One: Praise is due to you, O God, in Zion; All: and to you shall vows be performed, O you who answer prayer! One: To you all flesh shall come. All: When deeds of iniquity overwhelm us, you forgive our transgressions. One: Happy are those whom you choose and bring near to live in your courts. All: We shall be satisfied with the goodness of your house, your holy temple.

One: By awesome deeds you answer us with deliverance, O God of our salvation; All: you are the hope of all the ends of the earth and of the farthest seas. One: By your strength you established the mountains; All: you are girded with might. One: You silence the roaring of the seas, the roaring of their waves,

the tumult of the peoples. All: Those who live at earth’s farthest bounds are awed by your signs; One: you make the gateways of the morning and the evening shout for joy.

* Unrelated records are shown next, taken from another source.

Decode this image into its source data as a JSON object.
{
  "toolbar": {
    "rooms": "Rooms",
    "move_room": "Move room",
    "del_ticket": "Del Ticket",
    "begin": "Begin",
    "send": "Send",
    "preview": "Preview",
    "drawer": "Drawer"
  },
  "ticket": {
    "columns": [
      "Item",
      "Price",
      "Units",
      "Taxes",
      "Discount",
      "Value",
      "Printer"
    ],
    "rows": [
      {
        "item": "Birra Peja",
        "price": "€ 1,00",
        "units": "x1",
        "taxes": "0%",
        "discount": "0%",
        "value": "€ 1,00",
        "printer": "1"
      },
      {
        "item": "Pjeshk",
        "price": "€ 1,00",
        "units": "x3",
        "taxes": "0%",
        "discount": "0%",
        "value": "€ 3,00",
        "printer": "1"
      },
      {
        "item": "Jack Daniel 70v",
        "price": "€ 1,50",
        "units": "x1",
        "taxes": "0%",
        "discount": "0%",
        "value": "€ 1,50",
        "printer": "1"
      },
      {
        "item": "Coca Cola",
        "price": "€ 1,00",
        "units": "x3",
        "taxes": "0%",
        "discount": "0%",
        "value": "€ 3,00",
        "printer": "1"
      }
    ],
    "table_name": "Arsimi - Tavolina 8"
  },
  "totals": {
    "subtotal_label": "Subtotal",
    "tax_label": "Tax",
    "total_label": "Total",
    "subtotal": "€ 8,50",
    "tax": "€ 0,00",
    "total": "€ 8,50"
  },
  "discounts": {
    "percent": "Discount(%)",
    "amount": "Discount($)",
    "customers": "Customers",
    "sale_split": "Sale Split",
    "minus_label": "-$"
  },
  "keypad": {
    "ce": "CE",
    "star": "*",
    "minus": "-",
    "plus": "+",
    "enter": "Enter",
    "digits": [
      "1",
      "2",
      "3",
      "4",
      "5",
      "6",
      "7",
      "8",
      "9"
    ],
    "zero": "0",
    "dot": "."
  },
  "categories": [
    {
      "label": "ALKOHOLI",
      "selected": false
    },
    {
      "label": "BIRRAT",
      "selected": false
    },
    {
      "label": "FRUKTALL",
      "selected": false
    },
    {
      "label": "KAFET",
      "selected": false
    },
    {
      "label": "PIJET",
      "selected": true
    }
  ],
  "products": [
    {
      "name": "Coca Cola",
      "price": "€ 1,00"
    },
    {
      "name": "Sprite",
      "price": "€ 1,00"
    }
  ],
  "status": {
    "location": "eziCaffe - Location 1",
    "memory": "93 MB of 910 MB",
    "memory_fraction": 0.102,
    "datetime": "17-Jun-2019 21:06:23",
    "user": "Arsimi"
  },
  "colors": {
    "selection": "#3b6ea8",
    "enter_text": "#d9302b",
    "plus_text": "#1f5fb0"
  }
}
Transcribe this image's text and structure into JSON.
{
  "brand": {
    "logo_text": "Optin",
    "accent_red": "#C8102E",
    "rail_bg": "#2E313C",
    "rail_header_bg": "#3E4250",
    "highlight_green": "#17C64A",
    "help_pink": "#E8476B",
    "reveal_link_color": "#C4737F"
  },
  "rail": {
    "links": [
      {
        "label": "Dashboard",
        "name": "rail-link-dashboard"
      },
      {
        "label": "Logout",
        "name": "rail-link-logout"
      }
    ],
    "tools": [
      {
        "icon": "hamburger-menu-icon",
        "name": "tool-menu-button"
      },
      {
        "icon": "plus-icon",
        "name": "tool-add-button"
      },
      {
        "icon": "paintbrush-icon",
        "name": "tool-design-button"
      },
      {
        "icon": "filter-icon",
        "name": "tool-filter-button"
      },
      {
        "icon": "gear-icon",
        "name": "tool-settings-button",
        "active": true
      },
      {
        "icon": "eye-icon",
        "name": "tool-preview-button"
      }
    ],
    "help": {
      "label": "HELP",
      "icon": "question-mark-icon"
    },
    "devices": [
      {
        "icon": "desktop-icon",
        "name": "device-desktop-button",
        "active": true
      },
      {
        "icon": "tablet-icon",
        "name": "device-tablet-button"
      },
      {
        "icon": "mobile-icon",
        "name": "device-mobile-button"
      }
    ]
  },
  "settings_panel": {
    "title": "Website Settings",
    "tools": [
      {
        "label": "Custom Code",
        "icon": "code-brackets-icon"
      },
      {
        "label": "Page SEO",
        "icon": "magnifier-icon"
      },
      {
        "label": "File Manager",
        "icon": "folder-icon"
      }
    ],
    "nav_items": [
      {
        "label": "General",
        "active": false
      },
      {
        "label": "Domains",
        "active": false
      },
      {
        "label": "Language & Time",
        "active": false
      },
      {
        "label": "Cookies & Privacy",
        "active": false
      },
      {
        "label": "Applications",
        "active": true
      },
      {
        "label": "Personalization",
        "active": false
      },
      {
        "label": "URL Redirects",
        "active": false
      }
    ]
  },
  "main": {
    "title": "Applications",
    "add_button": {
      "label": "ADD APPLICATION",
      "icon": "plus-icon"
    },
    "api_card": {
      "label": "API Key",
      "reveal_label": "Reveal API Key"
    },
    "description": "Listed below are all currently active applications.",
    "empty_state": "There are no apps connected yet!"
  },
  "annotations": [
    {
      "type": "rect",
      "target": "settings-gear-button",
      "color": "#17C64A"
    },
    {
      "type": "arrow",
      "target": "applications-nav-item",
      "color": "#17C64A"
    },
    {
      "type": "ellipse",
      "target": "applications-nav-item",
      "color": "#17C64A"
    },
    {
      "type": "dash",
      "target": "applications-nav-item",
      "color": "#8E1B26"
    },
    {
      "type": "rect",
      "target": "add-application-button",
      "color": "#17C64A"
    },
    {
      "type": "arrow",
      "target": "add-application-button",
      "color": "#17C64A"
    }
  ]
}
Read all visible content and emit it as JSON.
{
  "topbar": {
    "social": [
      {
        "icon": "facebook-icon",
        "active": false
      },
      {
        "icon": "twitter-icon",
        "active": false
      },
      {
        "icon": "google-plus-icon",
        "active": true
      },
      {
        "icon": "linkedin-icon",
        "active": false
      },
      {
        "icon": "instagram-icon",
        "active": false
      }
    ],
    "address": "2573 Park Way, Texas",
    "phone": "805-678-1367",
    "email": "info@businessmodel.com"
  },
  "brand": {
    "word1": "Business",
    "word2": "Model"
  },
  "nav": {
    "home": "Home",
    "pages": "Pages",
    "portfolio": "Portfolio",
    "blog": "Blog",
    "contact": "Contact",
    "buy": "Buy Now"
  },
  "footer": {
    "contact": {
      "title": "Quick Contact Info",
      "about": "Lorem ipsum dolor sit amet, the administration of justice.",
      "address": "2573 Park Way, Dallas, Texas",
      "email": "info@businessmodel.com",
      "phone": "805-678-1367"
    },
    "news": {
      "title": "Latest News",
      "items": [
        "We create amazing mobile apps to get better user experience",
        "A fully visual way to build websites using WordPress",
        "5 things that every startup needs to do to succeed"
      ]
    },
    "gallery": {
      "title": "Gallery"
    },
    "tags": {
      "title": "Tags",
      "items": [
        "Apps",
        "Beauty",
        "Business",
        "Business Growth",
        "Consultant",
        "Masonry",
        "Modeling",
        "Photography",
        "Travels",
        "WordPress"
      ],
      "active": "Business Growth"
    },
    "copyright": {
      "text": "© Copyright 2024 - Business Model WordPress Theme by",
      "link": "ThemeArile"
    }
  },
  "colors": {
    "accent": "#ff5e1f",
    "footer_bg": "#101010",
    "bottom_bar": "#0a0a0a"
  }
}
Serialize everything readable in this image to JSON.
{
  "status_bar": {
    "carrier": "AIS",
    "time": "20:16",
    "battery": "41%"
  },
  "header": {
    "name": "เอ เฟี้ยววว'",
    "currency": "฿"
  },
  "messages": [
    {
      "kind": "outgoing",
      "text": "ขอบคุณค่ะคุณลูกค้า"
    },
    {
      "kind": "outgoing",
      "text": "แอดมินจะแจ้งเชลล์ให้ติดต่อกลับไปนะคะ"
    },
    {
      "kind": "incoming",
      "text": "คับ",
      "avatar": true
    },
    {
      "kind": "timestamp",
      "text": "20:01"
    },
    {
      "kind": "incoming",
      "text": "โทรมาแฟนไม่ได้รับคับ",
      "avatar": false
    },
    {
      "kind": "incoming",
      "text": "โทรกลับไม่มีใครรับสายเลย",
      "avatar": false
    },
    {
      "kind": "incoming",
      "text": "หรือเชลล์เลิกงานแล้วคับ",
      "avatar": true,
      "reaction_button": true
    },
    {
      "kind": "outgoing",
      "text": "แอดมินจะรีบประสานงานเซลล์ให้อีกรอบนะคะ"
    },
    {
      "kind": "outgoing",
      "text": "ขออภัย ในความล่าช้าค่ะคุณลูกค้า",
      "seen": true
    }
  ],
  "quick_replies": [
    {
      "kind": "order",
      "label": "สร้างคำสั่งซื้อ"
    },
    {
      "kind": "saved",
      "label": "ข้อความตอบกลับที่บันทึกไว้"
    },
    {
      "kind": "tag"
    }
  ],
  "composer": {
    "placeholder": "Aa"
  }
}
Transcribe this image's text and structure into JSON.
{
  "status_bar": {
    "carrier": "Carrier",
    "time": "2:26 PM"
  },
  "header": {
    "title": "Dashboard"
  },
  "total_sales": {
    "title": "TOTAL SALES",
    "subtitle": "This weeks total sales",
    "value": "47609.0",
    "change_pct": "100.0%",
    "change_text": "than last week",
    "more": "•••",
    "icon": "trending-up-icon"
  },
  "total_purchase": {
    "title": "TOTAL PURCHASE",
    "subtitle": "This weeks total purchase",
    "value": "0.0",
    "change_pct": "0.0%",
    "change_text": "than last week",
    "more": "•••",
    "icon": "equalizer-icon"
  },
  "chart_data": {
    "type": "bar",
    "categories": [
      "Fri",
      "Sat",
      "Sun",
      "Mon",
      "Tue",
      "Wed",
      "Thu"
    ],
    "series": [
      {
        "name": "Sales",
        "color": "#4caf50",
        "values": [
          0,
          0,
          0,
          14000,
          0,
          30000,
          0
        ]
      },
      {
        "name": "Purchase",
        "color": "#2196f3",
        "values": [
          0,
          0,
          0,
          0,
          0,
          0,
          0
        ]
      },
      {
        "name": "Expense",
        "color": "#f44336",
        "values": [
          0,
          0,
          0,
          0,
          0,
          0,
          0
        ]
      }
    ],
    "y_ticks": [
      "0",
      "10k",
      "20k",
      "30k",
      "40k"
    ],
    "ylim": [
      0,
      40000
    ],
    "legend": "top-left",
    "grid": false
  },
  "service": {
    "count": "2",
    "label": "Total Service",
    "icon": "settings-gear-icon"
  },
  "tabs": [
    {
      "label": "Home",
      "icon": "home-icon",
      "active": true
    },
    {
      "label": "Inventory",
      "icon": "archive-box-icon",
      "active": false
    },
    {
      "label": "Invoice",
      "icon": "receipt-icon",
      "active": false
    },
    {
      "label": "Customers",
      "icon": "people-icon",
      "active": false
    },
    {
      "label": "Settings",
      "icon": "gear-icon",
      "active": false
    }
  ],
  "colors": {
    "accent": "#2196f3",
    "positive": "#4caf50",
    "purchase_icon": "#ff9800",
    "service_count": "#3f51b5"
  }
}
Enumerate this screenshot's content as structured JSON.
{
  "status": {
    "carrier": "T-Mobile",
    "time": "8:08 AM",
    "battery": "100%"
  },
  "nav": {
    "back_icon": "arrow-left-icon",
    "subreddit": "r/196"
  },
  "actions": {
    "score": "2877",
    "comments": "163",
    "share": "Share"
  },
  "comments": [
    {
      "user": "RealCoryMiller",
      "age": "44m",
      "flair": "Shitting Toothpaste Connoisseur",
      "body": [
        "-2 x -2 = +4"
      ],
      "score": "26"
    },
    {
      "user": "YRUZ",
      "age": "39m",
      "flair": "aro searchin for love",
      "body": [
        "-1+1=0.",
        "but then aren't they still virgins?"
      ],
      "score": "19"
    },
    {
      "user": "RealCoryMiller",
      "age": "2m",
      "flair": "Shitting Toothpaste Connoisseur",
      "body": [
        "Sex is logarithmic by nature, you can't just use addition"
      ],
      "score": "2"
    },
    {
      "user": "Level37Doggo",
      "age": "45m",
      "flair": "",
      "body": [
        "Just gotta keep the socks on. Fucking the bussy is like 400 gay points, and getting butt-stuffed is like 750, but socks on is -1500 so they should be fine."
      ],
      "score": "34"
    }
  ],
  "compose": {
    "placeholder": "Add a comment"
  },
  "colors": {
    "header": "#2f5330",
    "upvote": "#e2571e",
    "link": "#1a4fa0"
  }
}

All: You visit the earth and water it; you greatly enrich it. One: The river of God is full of water;

All: you provide the people with grain, for so you have prepared it.

One: You water its furrows abundantly, settling its ridges,

softening it with showers, and blessing its growth. All: You crown the year with your bounty; your wagon tracks overflow with richness. One: The pastures of the wilderness overflow; the hills gird themselves with joy. All: The meadows clothe themselves with flocks; the valleys deck themselves with grain.

One: They shout and sing together for joy, which joy we now enter in greeting one another,

“The peace of the LORD be with you.”

All: And also with you.

One: Let us pray.


Prayer of Invocation and Confession

Gracious God, Living Lord: gather us into this sanctuary of your Word; shelter us within the canopy of your grandeur and your grace. May the story of your creating, sustaining, and redeeming all that is be as our tent of meeting; may you as Being in whom we have our being be the fold which holds us during this time of otherwise exile.

We as the church have relied on this option, an alternative to the dominant narratives of our day. That we are consumers, that we serve the economy; that we must conform to standards of beauty, of intelligence, of success, of worthiness, which we’ve had little part in forming and have still less chance of fulfilling: that we are for purposes other than the long-confessed purpose of loving and being loved: we of the church know well these worldly assertions, and we’ve relied on the church as safe harbor from all that.

But now the dominant narratives dominate evermore, and the church as sanctuary founders amidst new risk. We can’t gather as we long have. We can’t immerse ourselves in our meetinghouses, where signs and remembrance of you abound: the cross, the Bible, the good order, and evidence of faithful stewardship spanning centuries. We are in exile, cut off even from one another, which we might well be for a long time.

Grant that your Word will yet hold us. Grant that your Word might fill us and re-member us one to another. Grant that our practice, which for many of us has been long done, might sustain us, might have us fit for this long journey of exile, which we do in hope of eventual return. Grant our eventual return—and also all that we long for but can’t name, it as sighs too deep for words. This we pray in Jesus’ name. Amen.